Actualisé 04.08.2013 à 07:51

TunisDes milliers d'islamistes dans la rue

Les islamistes du parti Ennahda à la tête du gouvernement tunisien ont organisé une manifestation massive à Tunis dans la nuit de samedi à dimanche.

Les manifestants réagissent à la multiplication des appels à son départ après l'assassinat d'un opposant attribué à la mouvance jihadiste.

Ce rassemblement intervient au moment où l'armée a aussi engagé une vaste opération à la frontière algérienne, au mont Chaambi, pour «éradiquer» des combattants jihadistes responsables d'une attaque qui a coûté la vie à huit militaires. Les autorités ont indiqué par le passé que la «Phalange Okba Ibn Nafaâ», un groupe lié à Al-Qaïda, se terre dans ce massif.

Le parti Ennahda a revendiqué dans la nuit quelque 200'000 manifestants rassemblés place de la Kasbah, où se situe le siège du gouvernement, pour défendre sa légitimité au pouvoir et dénoncer les violences politiques. La police n'a donné aucune estimation mais selon des journalistes de l'AFP, des dizaines de milliers de personnes étaient présentes.

«Ceux qui ont cru que le scénario égyptien pouvait être répété ici ont tout faux. La Tunisie a été une inspiration avec sa révolution et elle ne va pas importer un coup d'Etat», a déclaré devant la foule Rached Ghannouchi, chef d'Ennahda, en référence au renversement du président égyptien Mohamed Morsi par l'armée le 3 juillet dernier.

Démission écartée

Quelques heures plus tôt, le Premier ministre Ali Larayedh avait une nouvelle fois rejeté lors d'une conférence de presse les appels à sa démission et à la dissolution de l'Assemblée nationale constituante (ANC), revendications clés d'une large part de l'opposition depuis l'assassinat, prêté à la mouvance jihadiste, du député et opposant Mohamed Brahmi le 25 juillet.

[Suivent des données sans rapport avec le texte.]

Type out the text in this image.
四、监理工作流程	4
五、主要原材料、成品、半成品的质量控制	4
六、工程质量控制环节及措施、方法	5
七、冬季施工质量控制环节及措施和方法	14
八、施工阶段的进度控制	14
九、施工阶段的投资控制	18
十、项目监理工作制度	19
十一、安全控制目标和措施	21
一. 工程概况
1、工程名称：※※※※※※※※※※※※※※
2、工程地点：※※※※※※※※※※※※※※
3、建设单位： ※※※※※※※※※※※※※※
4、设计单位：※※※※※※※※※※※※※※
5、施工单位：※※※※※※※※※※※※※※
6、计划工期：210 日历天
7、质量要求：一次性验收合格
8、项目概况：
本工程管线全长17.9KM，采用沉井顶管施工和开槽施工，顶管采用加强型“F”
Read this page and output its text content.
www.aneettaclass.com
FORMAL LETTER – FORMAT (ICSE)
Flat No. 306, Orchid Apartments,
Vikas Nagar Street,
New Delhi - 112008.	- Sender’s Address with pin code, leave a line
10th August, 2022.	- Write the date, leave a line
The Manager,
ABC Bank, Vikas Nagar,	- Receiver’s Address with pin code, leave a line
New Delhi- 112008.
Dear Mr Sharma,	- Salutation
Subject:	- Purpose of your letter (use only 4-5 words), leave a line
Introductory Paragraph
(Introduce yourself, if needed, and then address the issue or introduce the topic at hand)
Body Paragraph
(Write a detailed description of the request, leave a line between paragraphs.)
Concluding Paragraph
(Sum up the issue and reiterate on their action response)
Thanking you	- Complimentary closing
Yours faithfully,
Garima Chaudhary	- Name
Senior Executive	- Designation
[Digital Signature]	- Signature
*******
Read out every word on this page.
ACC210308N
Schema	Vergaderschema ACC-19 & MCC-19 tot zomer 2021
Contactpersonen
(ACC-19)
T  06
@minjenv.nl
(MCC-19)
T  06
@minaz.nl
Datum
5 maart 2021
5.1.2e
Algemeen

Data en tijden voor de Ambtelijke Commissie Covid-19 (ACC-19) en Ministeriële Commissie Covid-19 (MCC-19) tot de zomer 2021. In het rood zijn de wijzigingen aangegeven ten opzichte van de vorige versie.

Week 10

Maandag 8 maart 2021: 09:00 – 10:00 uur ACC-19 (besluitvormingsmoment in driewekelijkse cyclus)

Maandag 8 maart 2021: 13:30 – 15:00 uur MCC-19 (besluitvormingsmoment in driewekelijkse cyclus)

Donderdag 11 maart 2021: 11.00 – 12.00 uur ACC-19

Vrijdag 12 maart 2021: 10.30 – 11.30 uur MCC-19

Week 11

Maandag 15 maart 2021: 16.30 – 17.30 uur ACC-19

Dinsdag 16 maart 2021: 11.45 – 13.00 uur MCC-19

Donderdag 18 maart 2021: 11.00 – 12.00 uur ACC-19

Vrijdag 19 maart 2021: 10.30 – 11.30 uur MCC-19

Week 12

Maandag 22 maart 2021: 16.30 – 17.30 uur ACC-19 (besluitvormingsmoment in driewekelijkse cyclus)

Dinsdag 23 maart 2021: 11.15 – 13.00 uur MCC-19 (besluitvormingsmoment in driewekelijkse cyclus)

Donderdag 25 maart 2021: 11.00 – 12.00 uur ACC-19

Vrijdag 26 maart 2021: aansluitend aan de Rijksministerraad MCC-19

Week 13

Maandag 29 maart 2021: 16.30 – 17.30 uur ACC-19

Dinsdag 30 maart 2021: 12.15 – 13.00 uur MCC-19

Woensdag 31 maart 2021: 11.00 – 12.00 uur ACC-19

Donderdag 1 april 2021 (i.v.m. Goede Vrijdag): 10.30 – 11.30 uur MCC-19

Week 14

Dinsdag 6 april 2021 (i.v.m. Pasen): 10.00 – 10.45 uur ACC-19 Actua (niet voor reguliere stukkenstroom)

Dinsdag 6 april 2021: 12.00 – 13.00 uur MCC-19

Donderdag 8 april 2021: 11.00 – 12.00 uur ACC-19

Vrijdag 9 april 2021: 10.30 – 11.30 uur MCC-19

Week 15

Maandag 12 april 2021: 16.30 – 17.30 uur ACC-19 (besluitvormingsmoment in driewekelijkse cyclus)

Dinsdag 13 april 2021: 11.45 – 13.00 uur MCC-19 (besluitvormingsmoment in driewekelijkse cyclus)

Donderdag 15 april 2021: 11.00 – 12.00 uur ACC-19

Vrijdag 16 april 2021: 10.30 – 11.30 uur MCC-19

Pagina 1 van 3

Il a proposé, pour résoudre la crise, d'élargir son gouvernement et des élections le 17 décembre. «Il faut que l'opposition arrête de remettre en cause le gouvernement, c'est le seul moyen d'achever la transition démocratique», a jugé un manifestant, un étudiant de 25 ans, Mohamed Hamrouni.

L'adoption d'une nouvelle constitution est paralysée depuis des mois faute de consensus à l'ANC, si bien que la Tunisie ne dispose pas d'institutions pérennes deux ans et demi après la révolution de janvier 2011.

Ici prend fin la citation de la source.